Lothar Hänsler, COO of Radar Cyber Security
“Corporate systems should be continuously checked.“
An assessment by COO Lothar Hänsler on current cyber attacks and possible implications for corporate IT security.
First of all I would like to point out: There is currently no reason to panic! However, this does not mean that one should now sit back and relax. A state of alert is always appropriate. And that means in concrete terms: In cyber security, however, you should be even more vigilant and prepared for possible attacks at the moment.
Sharpen your cyber senses
It is a good idea to look at things holistically.
- Business continuity: what is happening outside of cyber security to keep business running? Which departments are affected by potential changes?
- Employees: what does the war in Ukraine mean for employees? How do they feel about it? Do they possibly fear losing their jobs?
- Supply chain: Is one’s own supply chain affected and what does that mean for the company? How do you react to bottlenecks?
Even though the fighting in Ukraine may seem far away at first and your own company is not affected, your business could still become cyberfocused in our interconnected world. We only have to remember NotPetya. This attack initially looked like an extortion Trojan. Malware attacks in Ukraine have shown that it can be assumed that the malware was likely to have been placed in the target network long before the actual impact, as a kind of “sleeperware.” It is therefore not impossible that such malware is already waiting to be activated in our networks as well. But even if neither the payment of a ransom nor the use of cyber insurance really “helps” with this type of malware, the issue of ransomware is not off the table. After all, some countries whose funds are currently frozen abroad may quickly need money from foreigners. The activities of some self-proclaimed cyber-warriors are not without risks either. The actions of the other side are difficult to gauge, and there could be collateral damage in the process.
The activities of some self-proclaimed cyber warriors are not without risks either. The actions of the other side are difficult to assess and collateral damage could occur.
Good preparation can protect companies
So it is important to keep cyber security measures up to date and continuously check your own systems for possible attacks or preparations for them. Basic cyber hygiene measures are also still in order:
- Always keep your system up-to-date: system and software updates mostly include security patches that respond to the latest cyber threats.
- Match access rights to necessities: Each employee should only be given the rights they really need.
- Don’t allow weak passwords: minimum length rules, case sensitivity and special characters, help employees use strong passwords.
- Use multi-factor authentication: If a hacker cracks the password, for example, he may fail other authentication queries, such as an ID card, a fingerprint.
- Make regular backups of your data: These should be kept isolated in a separate and secure location.
- Don’t open suspicious emails – and certainly don’t open files or links in the emails, as these could lead to malware infiltration.
- Always use up-to-date antimalware and antivirus programs: Even, or especially, antimalware and antivirus programs should always be up to date for the best possible protection.

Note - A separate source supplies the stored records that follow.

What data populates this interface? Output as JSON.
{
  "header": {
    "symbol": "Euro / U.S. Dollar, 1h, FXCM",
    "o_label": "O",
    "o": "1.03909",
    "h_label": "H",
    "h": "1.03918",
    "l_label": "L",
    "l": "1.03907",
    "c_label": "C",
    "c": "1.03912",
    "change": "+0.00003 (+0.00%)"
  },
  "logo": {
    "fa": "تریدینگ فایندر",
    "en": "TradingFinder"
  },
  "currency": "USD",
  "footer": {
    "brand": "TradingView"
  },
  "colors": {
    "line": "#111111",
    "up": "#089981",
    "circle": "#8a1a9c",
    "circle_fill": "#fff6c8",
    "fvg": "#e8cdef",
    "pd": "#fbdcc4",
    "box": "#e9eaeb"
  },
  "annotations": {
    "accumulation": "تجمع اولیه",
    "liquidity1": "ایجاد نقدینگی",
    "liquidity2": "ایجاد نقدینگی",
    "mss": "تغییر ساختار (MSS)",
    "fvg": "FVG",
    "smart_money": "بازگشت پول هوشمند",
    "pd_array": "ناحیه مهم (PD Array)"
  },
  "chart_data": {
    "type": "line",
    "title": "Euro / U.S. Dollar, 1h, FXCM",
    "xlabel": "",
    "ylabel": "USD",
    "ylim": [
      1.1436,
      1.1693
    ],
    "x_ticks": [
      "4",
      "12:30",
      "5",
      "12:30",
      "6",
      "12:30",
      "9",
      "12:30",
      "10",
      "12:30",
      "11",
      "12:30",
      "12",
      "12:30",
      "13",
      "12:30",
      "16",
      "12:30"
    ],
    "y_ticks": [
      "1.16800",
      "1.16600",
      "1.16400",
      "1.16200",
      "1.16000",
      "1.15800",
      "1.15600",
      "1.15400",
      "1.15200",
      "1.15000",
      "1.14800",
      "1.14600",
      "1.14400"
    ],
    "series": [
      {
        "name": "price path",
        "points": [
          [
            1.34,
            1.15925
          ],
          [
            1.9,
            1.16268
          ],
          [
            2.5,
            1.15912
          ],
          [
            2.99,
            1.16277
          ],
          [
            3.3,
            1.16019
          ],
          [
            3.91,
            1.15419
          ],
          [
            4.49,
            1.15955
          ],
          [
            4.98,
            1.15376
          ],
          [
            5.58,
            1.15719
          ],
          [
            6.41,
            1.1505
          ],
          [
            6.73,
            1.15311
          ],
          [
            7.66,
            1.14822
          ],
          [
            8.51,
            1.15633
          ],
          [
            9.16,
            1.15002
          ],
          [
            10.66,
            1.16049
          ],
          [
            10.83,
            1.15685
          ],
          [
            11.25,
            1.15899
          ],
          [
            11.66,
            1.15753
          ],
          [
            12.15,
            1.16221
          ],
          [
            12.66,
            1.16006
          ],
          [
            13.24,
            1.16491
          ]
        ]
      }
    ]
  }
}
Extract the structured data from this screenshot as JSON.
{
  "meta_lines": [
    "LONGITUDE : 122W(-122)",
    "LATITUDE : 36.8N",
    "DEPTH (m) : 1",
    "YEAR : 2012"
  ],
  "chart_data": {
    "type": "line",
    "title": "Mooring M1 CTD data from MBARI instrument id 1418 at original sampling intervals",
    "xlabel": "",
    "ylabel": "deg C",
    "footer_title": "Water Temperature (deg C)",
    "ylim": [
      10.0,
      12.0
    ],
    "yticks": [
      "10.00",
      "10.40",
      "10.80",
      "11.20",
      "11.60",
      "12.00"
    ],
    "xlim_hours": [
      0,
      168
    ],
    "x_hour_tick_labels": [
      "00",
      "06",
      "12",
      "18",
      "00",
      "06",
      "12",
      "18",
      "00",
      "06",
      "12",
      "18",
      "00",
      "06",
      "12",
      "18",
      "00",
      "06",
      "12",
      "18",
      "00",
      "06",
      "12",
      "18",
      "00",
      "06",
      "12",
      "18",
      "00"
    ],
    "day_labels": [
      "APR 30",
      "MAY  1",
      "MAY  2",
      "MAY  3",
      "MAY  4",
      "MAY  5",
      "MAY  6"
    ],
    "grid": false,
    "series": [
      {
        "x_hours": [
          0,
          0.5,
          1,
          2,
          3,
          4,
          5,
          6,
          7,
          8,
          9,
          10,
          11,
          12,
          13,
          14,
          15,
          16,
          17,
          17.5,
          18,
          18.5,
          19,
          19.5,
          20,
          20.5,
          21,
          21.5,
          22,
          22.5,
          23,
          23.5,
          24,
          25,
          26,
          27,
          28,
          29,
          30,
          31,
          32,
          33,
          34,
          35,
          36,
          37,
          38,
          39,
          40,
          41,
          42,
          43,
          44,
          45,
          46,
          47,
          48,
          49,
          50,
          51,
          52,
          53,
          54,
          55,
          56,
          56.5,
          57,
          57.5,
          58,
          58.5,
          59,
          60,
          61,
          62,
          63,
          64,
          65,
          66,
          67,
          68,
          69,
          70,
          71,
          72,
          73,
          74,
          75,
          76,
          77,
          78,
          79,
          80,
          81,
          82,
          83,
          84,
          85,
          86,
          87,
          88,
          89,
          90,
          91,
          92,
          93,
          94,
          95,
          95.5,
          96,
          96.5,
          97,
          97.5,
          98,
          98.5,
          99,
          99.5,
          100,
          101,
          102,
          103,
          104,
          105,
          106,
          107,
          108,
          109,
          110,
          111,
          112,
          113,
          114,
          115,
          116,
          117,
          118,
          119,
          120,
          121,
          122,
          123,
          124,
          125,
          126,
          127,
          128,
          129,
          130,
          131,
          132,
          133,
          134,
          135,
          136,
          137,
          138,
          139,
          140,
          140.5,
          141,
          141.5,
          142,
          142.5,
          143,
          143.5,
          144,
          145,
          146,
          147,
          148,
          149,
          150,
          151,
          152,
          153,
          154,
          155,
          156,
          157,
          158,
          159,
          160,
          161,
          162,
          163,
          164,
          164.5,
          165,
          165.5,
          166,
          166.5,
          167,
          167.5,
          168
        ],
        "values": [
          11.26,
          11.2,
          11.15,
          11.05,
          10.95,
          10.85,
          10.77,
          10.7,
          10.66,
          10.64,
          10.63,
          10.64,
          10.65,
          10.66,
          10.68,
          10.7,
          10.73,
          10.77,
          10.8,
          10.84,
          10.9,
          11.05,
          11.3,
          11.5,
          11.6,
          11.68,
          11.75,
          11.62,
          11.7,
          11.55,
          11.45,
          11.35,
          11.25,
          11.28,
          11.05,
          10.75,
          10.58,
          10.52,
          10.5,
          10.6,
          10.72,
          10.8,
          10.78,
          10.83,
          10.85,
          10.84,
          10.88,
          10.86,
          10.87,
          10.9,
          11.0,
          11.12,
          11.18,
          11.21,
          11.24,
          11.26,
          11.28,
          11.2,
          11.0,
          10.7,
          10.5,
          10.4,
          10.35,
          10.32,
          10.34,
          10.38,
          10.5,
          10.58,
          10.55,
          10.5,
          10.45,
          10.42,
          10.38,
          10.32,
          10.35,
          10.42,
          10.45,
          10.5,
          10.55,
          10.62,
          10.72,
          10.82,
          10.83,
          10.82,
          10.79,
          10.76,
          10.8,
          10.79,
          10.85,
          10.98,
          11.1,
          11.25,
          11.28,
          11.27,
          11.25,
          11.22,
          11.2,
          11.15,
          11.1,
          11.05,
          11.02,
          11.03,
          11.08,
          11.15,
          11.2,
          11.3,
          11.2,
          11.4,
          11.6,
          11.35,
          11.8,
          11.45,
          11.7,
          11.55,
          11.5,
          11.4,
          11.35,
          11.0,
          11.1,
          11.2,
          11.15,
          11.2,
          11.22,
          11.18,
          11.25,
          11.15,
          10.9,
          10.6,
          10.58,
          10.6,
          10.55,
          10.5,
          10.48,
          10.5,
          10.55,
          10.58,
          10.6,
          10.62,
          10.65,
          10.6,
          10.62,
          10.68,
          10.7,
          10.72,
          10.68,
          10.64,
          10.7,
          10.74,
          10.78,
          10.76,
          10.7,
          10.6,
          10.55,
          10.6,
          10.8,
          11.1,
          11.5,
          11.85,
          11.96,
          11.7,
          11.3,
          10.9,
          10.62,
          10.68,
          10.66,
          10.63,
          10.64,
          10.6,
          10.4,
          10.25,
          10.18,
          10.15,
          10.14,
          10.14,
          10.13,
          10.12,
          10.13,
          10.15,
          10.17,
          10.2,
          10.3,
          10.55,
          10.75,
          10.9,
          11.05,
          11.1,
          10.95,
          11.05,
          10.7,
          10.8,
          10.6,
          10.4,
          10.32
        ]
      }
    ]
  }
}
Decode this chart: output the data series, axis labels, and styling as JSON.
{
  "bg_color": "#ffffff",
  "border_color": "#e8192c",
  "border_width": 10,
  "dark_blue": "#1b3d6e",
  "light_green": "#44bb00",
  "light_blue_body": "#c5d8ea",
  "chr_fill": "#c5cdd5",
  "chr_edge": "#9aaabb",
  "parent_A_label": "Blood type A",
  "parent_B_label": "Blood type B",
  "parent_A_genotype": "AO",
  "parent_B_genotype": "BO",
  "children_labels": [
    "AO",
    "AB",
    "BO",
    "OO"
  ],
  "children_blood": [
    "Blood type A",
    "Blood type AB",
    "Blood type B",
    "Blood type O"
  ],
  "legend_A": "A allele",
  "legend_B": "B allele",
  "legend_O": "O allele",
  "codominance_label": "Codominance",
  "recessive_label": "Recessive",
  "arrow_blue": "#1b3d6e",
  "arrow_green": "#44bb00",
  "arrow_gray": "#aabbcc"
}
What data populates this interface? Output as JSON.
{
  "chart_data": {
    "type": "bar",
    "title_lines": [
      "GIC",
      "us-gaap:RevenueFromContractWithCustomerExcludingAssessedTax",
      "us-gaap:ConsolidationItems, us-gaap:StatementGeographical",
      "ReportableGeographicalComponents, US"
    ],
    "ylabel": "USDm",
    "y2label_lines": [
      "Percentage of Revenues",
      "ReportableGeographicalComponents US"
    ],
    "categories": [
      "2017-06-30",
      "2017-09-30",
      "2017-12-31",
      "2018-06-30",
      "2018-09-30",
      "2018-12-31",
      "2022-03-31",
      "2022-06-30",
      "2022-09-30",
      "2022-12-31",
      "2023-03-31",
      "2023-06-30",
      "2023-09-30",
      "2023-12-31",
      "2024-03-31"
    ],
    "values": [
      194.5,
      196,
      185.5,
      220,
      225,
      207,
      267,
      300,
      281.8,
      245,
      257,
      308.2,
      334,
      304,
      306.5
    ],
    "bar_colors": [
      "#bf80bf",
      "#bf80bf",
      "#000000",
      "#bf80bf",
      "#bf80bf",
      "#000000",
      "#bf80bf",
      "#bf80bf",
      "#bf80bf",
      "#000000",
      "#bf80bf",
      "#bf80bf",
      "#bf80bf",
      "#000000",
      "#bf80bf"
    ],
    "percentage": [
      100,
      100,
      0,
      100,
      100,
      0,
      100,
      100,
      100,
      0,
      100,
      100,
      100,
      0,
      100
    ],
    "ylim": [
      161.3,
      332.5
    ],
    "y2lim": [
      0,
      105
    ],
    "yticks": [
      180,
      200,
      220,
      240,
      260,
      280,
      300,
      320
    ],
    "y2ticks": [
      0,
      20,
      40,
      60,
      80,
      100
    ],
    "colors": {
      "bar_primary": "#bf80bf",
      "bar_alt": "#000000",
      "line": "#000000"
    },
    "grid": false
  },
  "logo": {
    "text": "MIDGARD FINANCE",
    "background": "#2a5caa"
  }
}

On top companies should also prepare themselves for an emergency:
- Prepare for widespread outages of critical infrastructure (for example, triggered by a power outage): Create incident response plans for this (and keep them up to date), determine who should be informed and when, train your employees for emergencies.
- Keep Incident Response Plans accessible: Print the plans and store them so that they are quickly at hand in the event of an emergency, even if the data can no longer be accessed on the network. This also applies to contact lists.
- Keep in touch with a reliable incident responder: Should widespread attacks occur, incident responders will be in high demand. It is therefore all the more important to have an incident responder on hand at an early stage. Ideally, the incident responder should already be supporting the company in the creation of incident response plans. In the event of a cyber attack, the incident responder manages all activities to restore the company’s data, its ability to act and its cyber security.